Le rôle central de la demande, commun au mécanisme de la crise de 2008 et à celui de l'effondrement des années 1930, distingue ces deux crises de celle, plus récente, due à l'épidémie de Covid-19 en 2020 : l'effondrement de la production en avril 2020 a été causé directement du côté de l'offre, par la peur des entreprises d'être responsables d'une contamination de leur personnel, en restant ouvertes. Il y a cependant aussi des différences profondes entre la crise des années 1930 et celle de 2008, en termes d'intensité et de durée notamment, grâce à la réaction différente des politiques nationales, à la fois dans le domaine monétaire, budgétaire, et commercial.

Les banques centrales, tout d'abord, ont joué en 2008 leur rôle de prêteur en dernier ressort, ce qu'elles n'avaient pas fait dans les années 1930. Instruites par l'expérience, elles ont ainsi largement atténué la contraction du crédit et son impact dramatique sur la demande. Les banques commerciales ont pu se procurer auprès de la FED aux Etats-Unis, ou de la BCE en Europe, la monnaie de banque centrale qu'elles refusaient de se prêter entre elles, pour faire face à leurs engagements. Les gouvernements ont en outre pratiqué des politiques budgétaires de stimulation de la demande en 2009 et 2010, avec des mélanges variés selon les pays de baisses d'impôts ou de hausse des dépenses, pour soutenir la consommation ou l'investissement. Enfin ils n'ont pas freiné l'activité des entreprises en fermant les uns et les autres leurs frontières au commerce international, selon une logique non coopérative et destructrice à l'échelle globale.
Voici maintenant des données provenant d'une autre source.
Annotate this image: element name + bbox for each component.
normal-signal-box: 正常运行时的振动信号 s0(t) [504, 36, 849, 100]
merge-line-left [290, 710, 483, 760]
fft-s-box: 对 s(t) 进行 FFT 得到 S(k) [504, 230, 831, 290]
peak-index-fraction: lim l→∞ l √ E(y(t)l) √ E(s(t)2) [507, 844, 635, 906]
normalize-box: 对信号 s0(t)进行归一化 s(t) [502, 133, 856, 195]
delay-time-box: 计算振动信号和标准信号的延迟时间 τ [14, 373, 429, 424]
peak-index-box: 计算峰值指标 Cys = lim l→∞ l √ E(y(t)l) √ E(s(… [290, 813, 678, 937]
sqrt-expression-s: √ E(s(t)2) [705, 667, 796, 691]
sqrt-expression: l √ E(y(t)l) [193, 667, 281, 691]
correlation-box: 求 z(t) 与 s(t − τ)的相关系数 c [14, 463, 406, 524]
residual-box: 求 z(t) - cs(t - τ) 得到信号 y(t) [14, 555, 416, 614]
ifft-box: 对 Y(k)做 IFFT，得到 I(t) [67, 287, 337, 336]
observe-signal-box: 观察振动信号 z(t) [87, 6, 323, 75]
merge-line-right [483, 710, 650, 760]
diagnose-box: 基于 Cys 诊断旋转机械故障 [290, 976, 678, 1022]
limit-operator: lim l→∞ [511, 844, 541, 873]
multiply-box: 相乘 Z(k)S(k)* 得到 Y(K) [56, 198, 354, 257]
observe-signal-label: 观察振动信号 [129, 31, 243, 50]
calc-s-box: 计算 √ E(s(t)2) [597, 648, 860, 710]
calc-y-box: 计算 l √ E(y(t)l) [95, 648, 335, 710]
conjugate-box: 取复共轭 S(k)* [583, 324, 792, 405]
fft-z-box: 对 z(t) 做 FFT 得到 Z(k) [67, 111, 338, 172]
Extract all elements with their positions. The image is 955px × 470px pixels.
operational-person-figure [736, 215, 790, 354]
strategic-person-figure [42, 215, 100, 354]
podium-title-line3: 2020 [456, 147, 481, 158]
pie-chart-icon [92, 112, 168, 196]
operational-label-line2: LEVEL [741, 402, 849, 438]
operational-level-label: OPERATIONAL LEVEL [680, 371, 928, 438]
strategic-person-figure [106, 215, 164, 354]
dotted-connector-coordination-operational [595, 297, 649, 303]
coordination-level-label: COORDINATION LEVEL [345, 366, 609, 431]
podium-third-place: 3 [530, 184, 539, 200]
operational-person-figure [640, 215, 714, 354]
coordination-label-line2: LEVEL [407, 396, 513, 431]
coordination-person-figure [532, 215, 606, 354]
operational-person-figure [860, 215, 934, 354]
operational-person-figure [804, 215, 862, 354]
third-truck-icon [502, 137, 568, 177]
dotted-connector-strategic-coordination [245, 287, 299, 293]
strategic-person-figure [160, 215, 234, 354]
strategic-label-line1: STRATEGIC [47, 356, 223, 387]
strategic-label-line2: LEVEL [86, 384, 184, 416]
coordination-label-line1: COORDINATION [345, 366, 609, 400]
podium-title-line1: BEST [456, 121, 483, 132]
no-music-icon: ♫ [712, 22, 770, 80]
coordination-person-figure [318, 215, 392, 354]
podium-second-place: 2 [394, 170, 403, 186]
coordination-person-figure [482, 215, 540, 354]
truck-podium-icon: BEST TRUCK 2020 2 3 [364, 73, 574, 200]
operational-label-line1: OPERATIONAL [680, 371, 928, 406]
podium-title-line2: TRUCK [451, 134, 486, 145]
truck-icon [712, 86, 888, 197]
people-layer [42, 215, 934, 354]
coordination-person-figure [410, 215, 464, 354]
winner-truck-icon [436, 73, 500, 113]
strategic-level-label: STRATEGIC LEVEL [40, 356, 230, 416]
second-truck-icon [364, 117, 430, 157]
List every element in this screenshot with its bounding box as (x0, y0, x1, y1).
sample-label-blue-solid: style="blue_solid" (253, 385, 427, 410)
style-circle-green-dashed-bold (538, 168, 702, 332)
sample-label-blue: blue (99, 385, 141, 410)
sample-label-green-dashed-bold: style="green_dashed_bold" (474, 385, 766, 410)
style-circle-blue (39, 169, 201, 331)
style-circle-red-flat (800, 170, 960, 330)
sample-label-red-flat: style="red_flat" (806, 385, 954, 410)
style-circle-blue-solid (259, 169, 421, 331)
Conclusion   S'il y a une leçon à tirer de la comparaison de la crise de 2008 et de celle des années 1930, c'est que l'action des pouvoirs publics est déterminante pour éviter l'aggravation d'un cercle vicieux de baisse de la demande globale et de hausse du chômage. Et cette action doit être appropriée, avec une politique monétaire et une politique budgétaire de soutien à la consommation et à l'investissement, concertées si possible avec les principaux partenaires commerciaux, plutôt qu'un repli protectionniste sur la production et la consommation nationales. Cela ne signifie pas bien sûr que la création monétaire soit un remède magique à toutes les crises, compte tenu de son effet inflationniste en cas de niveau insuffisant de l'offre plutôt que de la demande. De ce point de vue, la réponse à la crise du Covid-19 en 2020, plutôt du côté de l'offre, était plus délicate à choisir, d'où d'ailleurs une hésitation initiale de la BCE.